Both the look and the sound of Young Frankenstein are pretty generic, and I found myself seeing the performances not in relationship to the characters but to their screen counterparts. Roger Bart works hard, but his Gene Wilder – I mean, Dr. FrankenSTEEN! lacks charisma. Christopher Fitzgerald does a reasonably funny approximation of bug-eyed Marty Feldman as the hunchback Igor, and Sutton Foster is actually twice more adorable than Teri Garr as Inge. It would be nice to report that Karen from Will and Grace – I mean, Megan Mullally lives up to the memory of Madeline Kahn, but sadly she does not. (She also has to inhabit one of Brooks’s unfunniest musical tit jokes.) The performer who comes closest to creating an independent existence is Andrea Martin, whose perverse comic deliciousness almost makes you see her as Frau Blucher (cue the whinnying horses) rather than a pale imitation of Cloris Leachman. 
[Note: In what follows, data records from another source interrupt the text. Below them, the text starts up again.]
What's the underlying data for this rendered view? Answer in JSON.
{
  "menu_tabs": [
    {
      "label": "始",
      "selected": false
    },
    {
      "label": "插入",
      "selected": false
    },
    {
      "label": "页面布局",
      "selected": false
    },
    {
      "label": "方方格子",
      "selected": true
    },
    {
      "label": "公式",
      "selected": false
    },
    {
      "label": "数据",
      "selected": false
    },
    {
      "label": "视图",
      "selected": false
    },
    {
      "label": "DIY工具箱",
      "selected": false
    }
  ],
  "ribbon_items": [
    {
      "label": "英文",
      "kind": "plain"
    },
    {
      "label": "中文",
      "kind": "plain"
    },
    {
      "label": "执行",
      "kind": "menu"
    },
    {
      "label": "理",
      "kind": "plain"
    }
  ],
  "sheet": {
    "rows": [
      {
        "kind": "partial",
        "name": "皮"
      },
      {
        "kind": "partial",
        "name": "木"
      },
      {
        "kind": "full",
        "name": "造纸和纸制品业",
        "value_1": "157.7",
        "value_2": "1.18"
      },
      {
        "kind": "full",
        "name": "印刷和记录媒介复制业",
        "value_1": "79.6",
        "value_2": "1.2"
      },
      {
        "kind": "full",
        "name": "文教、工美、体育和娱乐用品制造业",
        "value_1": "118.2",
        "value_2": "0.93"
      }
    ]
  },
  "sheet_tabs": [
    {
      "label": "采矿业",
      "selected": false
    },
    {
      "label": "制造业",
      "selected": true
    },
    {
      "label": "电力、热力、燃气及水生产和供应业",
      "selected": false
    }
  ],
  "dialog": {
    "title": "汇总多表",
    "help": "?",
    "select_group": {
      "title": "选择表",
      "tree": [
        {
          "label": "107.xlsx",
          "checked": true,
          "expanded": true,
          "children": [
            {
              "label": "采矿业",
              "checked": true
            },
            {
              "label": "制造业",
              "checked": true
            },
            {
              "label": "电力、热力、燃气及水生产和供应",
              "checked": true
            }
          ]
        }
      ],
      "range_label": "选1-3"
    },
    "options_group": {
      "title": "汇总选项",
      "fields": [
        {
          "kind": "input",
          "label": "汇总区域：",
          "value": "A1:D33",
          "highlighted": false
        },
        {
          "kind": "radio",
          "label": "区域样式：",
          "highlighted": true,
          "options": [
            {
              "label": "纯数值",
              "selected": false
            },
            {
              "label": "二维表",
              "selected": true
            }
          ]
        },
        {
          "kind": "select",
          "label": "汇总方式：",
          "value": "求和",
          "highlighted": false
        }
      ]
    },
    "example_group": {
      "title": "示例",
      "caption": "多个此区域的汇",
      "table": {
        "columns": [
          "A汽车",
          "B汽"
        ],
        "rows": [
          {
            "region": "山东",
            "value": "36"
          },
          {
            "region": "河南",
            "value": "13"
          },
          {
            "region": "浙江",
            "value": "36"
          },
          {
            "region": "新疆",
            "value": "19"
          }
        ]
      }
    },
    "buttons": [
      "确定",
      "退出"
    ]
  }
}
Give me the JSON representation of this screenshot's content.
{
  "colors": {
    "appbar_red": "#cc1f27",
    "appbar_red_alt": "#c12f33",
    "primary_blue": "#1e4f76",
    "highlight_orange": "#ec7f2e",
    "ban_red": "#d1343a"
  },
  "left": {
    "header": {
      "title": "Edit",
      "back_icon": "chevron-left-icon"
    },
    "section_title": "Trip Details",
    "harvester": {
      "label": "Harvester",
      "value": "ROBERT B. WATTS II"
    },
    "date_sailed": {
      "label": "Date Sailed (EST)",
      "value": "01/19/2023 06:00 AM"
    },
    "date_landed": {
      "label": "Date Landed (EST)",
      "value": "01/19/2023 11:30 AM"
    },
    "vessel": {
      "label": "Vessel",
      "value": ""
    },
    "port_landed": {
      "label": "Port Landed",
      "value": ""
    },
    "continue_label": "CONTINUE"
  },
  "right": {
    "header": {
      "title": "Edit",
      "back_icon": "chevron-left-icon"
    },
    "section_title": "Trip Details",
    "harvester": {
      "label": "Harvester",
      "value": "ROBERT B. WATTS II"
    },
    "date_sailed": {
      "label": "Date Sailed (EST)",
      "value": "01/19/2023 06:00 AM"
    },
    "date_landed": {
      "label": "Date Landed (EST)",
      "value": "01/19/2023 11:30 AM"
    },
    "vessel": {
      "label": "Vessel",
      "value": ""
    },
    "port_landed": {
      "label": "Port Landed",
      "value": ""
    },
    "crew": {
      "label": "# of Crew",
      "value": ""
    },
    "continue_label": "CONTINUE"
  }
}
There’s a core of intense queer subtext at the heart of the Frankenstein saga. Gay historian John Lauritsen’s fascinating new book The Man Who Wrote Frankenstein makes the case that the original novel was written not by Mary Shelley but by her husband, the bisexual poet Percy Shelley, and that its dominant theme is love between men. Wouldn’t it be great to see a Broadway show tackle that idea? From Mel Brooks, though, no one expects – or gets – anything but dumb fun. For the stage version of Young Frankenstein, he makes it a point to acknowledge our existence by making the village idiot gay. Thanks, Mel! Remind me to nominate you for a GLAAD Award.